Molly Fairhurst's animated Deerhoof video is a playful descent into fury and chaos

Bristol-based artist and illustrator Molly Fairhurst has created a juddering and frenetic animated video for Deerhoof's August release, Plant Thief. As a fan of the band, the commission and the creative freedom was a real dream come true project.

It always feels amazing when creatives who you admire compliment your work. So imagine Molly's euphoria when Deerhoof singer and musician Satomi Matsuzaki reached out to her directly to animate the video for Plant Thief because she liked her style. "I volunteered on the spot," Molly excitedly tells Creative Boom. "How could I not?"

Drawn on ink and paper, and featuring photographs and models run through a bitmapped laser printer, the video for Plant Thief appears to tremble, shudder and quiver on your screen. It's a perfect fit for Deerhoof's experimental punk rock sound. "In my more vibrant, loud work, I wish it looked how they sound," says Molly. "Now it literally would. They were very kind and free about the things I wanted to do, both technically and in terms of narrative."

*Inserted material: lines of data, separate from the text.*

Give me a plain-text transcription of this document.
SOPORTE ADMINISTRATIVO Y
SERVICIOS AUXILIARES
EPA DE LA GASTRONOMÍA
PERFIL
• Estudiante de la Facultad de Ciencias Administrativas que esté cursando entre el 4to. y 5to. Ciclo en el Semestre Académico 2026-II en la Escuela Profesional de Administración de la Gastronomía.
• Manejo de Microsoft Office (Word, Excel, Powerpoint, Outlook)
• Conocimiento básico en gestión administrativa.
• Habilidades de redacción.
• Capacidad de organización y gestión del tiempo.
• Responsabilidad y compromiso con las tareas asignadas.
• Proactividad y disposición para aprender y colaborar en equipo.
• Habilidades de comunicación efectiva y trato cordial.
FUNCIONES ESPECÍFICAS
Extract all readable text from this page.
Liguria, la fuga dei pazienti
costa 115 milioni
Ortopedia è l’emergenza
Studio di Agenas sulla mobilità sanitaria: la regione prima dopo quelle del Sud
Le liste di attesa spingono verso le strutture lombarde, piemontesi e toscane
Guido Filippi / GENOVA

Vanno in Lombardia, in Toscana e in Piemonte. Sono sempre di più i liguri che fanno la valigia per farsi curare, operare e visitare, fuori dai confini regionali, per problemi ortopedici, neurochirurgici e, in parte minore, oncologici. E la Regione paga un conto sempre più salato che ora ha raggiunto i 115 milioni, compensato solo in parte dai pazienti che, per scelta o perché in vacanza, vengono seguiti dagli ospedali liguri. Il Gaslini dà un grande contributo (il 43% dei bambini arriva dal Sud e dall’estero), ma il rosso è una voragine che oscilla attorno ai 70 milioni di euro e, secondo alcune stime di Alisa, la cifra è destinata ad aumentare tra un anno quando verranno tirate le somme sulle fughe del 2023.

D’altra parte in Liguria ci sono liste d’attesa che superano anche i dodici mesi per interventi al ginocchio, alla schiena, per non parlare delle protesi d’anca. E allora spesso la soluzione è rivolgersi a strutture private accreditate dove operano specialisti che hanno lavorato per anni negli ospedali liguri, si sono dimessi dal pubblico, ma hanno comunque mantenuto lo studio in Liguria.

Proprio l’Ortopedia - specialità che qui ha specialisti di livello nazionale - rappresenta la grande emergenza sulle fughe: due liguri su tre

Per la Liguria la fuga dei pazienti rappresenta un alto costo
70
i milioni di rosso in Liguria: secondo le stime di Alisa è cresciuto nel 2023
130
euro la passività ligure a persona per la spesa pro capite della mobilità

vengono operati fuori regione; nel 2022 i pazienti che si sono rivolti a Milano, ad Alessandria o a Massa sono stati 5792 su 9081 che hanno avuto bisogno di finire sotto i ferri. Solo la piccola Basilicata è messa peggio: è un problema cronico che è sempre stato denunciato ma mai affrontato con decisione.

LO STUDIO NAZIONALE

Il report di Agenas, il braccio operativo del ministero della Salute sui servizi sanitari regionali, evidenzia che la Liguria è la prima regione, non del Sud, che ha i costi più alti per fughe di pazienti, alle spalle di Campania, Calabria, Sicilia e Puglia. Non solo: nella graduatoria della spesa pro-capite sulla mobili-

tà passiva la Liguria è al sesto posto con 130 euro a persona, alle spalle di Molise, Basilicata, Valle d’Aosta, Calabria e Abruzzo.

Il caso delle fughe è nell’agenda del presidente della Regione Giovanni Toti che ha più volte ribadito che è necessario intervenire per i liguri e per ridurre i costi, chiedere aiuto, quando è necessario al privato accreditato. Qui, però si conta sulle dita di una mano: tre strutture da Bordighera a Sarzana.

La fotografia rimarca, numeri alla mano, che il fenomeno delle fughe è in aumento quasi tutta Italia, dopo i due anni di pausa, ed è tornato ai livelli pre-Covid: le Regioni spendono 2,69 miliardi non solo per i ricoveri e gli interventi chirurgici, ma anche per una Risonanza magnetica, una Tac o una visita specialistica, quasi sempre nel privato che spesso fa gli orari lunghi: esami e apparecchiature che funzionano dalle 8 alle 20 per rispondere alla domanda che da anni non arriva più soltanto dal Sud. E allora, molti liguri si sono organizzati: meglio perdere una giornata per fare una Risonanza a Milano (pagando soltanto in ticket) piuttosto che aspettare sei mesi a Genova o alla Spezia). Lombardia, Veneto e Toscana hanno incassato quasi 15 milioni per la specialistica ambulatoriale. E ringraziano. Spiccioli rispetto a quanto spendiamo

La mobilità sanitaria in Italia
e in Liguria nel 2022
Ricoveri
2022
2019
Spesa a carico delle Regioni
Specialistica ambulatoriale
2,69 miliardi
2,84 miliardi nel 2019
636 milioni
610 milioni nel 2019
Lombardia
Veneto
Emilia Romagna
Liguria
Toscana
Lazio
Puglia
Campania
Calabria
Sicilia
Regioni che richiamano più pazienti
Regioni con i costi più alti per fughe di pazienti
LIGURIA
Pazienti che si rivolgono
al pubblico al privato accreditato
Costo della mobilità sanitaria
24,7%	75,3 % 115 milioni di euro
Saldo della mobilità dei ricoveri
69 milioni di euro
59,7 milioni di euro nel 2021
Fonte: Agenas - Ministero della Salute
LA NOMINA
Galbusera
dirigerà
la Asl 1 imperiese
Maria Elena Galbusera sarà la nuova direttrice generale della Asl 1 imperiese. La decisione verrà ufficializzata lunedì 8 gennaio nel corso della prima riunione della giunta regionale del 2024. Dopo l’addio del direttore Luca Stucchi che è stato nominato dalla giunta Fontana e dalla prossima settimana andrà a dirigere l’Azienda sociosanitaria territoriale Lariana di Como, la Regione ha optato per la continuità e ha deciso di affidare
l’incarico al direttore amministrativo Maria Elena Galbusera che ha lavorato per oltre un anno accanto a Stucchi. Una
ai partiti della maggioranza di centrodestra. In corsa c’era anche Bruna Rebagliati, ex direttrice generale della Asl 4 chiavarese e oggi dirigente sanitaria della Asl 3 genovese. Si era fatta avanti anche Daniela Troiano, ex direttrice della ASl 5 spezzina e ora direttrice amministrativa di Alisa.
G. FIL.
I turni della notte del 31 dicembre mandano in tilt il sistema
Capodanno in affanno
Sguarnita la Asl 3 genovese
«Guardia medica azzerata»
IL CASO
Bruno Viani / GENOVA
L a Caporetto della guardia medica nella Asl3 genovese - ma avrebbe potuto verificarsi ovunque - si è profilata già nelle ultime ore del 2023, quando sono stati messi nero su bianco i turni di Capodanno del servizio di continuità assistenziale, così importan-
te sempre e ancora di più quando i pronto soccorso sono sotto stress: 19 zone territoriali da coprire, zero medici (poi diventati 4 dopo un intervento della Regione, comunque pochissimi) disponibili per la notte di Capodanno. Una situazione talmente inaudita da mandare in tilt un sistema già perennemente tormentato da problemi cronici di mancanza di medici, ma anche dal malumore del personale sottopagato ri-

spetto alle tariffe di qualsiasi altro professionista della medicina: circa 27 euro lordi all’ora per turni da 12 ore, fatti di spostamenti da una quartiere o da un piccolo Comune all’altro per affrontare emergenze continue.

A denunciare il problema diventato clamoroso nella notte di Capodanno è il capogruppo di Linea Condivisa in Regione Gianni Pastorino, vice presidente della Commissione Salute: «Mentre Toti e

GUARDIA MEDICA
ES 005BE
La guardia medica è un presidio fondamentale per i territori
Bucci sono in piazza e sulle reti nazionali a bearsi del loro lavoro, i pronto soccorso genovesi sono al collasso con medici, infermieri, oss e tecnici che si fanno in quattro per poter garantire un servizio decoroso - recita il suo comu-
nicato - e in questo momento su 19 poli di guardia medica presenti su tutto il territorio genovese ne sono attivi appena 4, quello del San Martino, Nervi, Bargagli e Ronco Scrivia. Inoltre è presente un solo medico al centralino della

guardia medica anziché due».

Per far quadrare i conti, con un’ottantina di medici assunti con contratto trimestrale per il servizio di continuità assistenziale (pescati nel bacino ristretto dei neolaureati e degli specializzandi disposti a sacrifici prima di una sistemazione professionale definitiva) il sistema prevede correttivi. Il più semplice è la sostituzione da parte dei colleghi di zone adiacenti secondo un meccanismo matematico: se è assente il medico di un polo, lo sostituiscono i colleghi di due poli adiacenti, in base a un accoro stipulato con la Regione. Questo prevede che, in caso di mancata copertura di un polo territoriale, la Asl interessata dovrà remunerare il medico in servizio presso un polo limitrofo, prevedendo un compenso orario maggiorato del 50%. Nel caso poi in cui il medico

Having been left to fly free in terms of the brief, Molly got to work nailing down a starting point. "Usually, I would think of a few directions, but when I listened to the song, I saw something very clearly.," she reveals. "I took the literal narrative of the verse, sitting for a portrait, stolen spices, and drew the animatic until it became something to make sense of.

"The first thing I saw in my head was the sequence towards the end with the alternating guitars, the camera tunnelling in and out of the scenes, frenetic like stars. I was quite angry at the time, like the girl in the video, but in the time it took to make it, I too sat in an egg and cooled off."

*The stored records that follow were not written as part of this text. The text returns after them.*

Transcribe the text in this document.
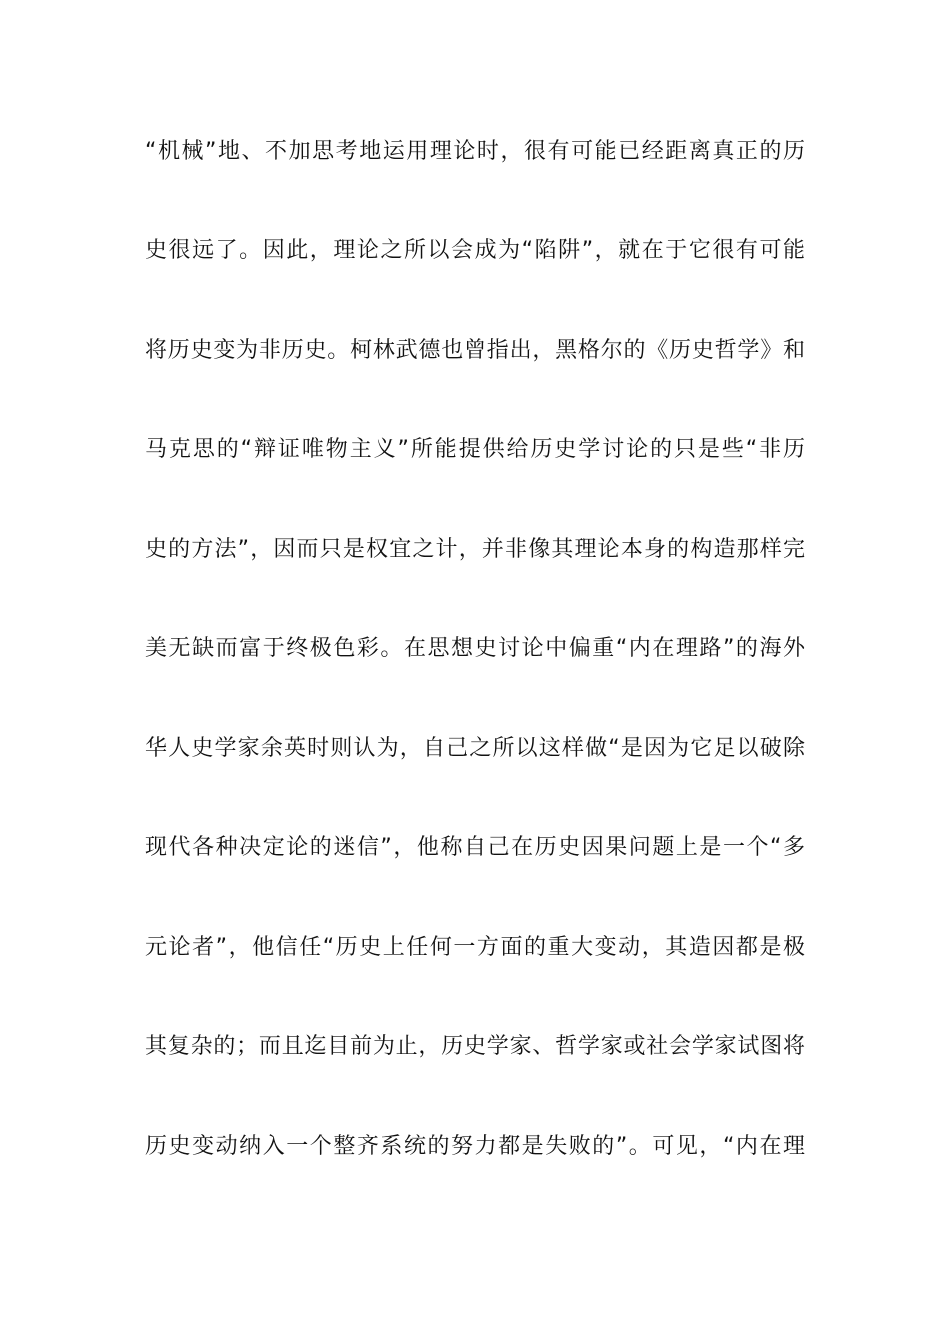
“机械”地、不加思考地运用理论时，很有可能已经距离真正的历
史很远了。因此，理论之所以会成为“陷阱”，就在于它很有可能
将历史变为非历史。柯林武德也曾指出，黑格尔的《历史哲学》和
马克思的“辩证唯物主义”所能提供给历史学讨论的只是些“非历
史的方法”，因而只是权宜之计，并非像其理论本身的构造那样完
美无缺而富于终极色彩。在思想史讨论中偏重“内在理路”的海外
华人史学家余英时则认为，自己之所以这样做“是因为它足以破除
现代各种决定论的迷信”，他称自己在历史因果问题上是一个“多
元论者”，他信任“历史上任何一方面的重大变动，其造因都是极
其复杂的；而且迄目前为止，历史学家、哲学家或社会学家试图将
历史变动纳入一个整齐系统的努力都是失败的”。可见，“内在理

This creative freedom also allowed Molly to explore the direction of the video intuitively. Storyboarding, editing, drawing and scanning, were all under her control. While she made the video in largely chronological order, there was still room for new ideas to crop up organically along the way.

"I realised the different stages as they happened: "oh, it’d be nice if it turned to colour now", "what about props and collage?", "what about negatives?". It was a conscious decision to mark her descent into fury, but also because I just wanted to be playful! I was having fun."

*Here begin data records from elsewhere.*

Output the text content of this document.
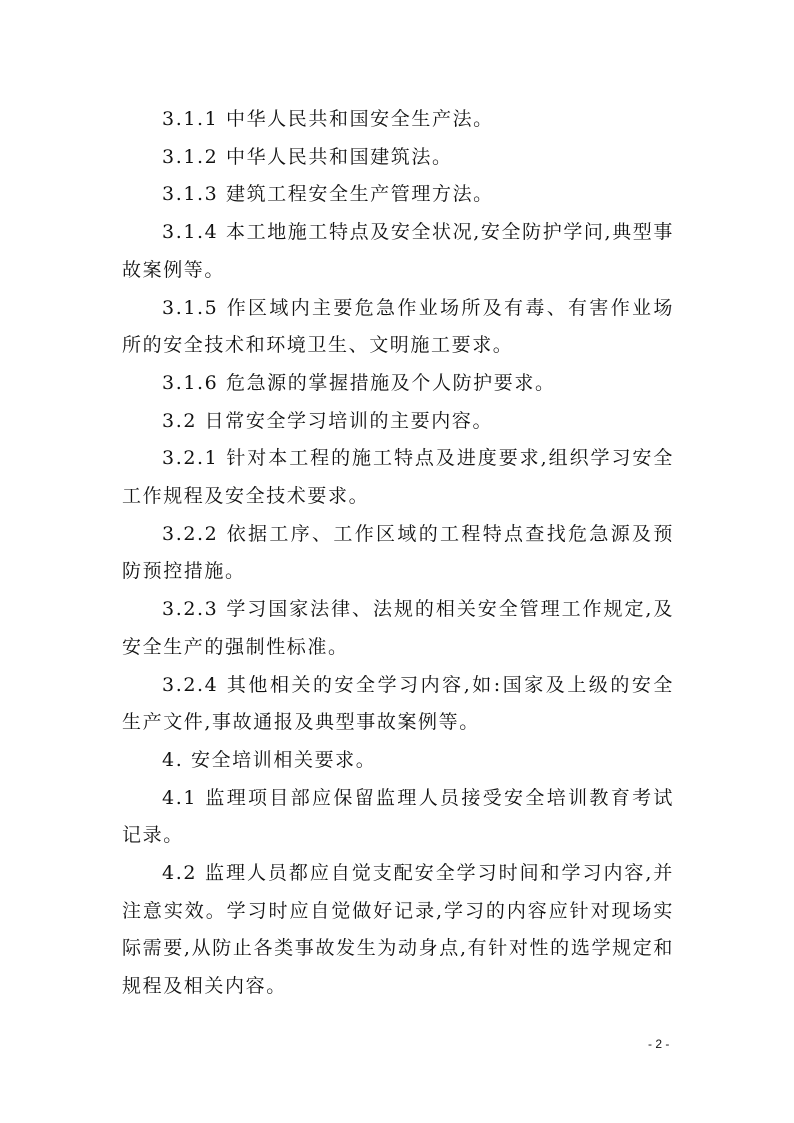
3.1.1 中华人民共和国安全生产法。

3.1.2 中华人民共和国建筑法。

3.1.3 建筑工程安全生产管理方法。

3.1.4 本工地施工特点及安全状况,安全防护学问,典型事故案例等。

3.1.5 作区域内主要危急作业场所及有毒、有害作业场所的安全技术和环境卫生、文明施工要求。

3.1.6 危急源的掌握措施及个人防护要求。

3.2 日常安全学习培训的主要内容。

3.2.1 针对本工程的施工特点及进度要求,组织学习安全工作规程及安全技术要求。

3.2.2 依据工序、工作区域的工程特点查找危急源及预防预控措施。

3.2.3 学习国家法律、法规的相关安全管理工作规定,及安全生产的强制性标准。

3.2.4 其他相关的安全学习内容,如:国家及上级的安全生产文件,事故通报及典型事故案例等。

4. 安全培训相关要求。

4.1 监理项目部应保留监理人员接受安全培训教育考试记录。

4.2 监理人员都应自觉支配安全学习时间和学习内容,并注意实效。学习时应自觉做好记录,学习的内容应针对现场实际需要,从防止各类事故发生为动身点,有针对性的选学规定和规程及相关内容。

- 2 -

Because Molly was working on the video alone, the looping nature of the short animations became a necessity. However, the churning rhythm of the song, with its static noises and snapping fills, fitted together perfectly with the animation style that Molly was capable of creating. Both are sharp yet strangely moving at the same time.

"It was a challenge, but what isn’t," says Molly of the production limitations. "I think it worked out well for this video. But I’m very keen to work collaboratively in the future too. I’m excited by what can be made by the joining of heads and hands and not just me and a big pile of paper, as much as I adore that too."